Haus Marck

»Haus Marck in Westfalen – 7- Tage – 77 Fotografien«, so steht es handgeschrieben auf einen der wenigen schriftlichen Hinweise von Hildegard Ochse. Es ist eine der wenigen Serien die in einer von ihr vorher festgelegten Reihenfolge in einer Fotokopie erhalten geblieben ist.

Haus Marck, 1986 | © Hildegard Ochse

Haus Marck, 1986 | © Hildegard Ochse

Nach dem Titelblatt und einem kurzen tabellarischen Lebenslauf beginnt die Serie mit einem alten Baum der über die letzten Jahrzehnte, Jahr für Jahr zurechtgestutzten wurde.
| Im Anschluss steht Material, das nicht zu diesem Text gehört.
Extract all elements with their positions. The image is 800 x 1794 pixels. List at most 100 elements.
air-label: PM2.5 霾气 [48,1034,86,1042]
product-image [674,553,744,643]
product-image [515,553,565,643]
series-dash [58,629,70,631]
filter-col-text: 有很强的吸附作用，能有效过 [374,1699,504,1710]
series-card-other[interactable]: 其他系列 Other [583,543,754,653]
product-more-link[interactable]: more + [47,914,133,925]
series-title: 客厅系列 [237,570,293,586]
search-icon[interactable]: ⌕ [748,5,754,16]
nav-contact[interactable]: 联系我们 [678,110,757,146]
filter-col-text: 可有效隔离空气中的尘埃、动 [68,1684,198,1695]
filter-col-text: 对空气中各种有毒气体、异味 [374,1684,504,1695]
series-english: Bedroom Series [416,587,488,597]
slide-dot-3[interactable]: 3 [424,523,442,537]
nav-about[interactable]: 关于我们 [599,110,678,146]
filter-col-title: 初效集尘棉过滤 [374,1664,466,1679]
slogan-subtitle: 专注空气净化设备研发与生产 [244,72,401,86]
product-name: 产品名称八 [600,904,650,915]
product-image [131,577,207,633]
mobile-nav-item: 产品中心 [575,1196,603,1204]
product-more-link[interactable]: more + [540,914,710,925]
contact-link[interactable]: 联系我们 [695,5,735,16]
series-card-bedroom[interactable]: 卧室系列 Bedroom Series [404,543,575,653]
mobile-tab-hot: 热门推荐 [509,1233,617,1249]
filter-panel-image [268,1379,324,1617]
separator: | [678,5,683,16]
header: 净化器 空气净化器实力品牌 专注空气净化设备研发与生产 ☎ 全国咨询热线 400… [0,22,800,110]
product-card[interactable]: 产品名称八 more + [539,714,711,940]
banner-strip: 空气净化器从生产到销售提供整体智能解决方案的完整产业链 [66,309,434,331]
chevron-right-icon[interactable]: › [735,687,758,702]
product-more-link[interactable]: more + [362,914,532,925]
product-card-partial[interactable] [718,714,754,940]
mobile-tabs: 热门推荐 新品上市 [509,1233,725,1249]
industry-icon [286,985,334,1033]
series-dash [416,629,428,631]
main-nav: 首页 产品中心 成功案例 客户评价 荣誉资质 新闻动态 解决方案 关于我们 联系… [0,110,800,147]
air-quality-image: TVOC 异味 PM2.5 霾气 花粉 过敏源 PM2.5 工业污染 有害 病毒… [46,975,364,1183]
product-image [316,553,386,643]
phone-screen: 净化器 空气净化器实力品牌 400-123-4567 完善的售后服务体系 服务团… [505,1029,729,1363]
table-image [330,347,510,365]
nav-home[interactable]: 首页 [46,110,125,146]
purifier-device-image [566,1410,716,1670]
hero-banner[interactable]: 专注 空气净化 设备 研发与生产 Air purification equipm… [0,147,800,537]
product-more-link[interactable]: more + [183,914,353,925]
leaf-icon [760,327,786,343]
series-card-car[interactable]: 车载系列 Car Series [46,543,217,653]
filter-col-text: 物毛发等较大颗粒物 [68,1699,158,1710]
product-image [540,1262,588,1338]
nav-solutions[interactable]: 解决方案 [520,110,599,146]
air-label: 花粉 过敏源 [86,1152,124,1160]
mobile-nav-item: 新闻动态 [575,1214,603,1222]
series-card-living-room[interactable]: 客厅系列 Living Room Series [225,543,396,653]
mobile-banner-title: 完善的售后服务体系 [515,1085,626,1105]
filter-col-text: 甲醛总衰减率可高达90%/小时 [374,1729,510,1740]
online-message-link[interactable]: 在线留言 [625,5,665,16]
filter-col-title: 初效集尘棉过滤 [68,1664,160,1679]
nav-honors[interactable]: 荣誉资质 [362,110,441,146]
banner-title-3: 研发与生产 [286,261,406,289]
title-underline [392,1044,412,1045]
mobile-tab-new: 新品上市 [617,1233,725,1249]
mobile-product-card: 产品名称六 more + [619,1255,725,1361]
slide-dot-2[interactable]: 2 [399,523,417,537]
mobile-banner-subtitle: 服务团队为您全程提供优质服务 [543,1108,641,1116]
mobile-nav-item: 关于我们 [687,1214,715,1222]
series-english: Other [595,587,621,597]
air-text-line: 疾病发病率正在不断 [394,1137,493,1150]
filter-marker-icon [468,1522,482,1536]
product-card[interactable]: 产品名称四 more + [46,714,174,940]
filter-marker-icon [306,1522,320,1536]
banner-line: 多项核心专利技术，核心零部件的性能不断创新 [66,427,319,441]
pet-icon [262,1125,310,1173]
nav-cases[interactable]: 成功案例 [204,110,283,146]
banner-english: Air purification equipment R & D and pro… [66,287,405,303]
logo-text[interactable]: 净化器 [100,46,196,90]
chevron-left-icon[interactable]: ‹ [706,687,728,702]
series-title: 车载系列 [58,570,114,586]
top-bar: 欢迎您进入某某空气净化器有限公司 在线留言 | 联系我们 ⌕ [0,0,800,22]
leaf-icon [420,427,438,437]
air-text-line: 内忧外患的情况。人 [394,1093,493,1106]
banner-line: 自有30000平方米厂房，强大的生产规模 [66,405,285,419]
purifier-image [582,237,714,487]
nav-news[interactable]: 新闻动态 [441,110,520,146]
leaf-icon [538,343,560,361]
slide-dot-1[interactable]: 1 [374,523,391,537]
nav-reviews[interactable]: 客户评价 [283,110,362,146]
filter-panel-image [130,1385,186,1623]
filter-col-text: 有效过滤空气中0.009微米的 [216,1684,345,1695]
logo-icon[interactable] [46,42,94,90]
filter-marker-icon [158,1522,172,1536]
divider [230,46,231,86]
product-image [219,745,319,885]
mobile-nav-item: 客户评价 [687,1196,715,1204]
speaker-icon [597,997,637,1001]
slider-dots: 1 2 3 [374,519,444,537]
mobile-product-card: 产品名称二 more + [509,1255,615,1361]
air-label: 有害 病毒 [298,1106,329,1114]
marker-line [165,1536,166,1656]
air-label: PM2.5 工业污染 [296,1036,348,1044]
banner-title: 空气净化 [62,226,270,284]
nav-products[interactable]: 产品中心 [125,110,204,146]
Weitere Motive sind Innen- und Außenansichten des alten Gebäudes gefolgt von Landschaften und Einzelporträts der Familie des Hauses.

Haus Marck, 1983 | © Hildegard Ochse

Haus Marck, 1983 | © Hildegard Ochse

Das  Haus Marck wurde bekannt durch die Vorverhandlungen zum Westfälischen Frieden 1643, der den Dreißigjähriger Krieg beenden sollte.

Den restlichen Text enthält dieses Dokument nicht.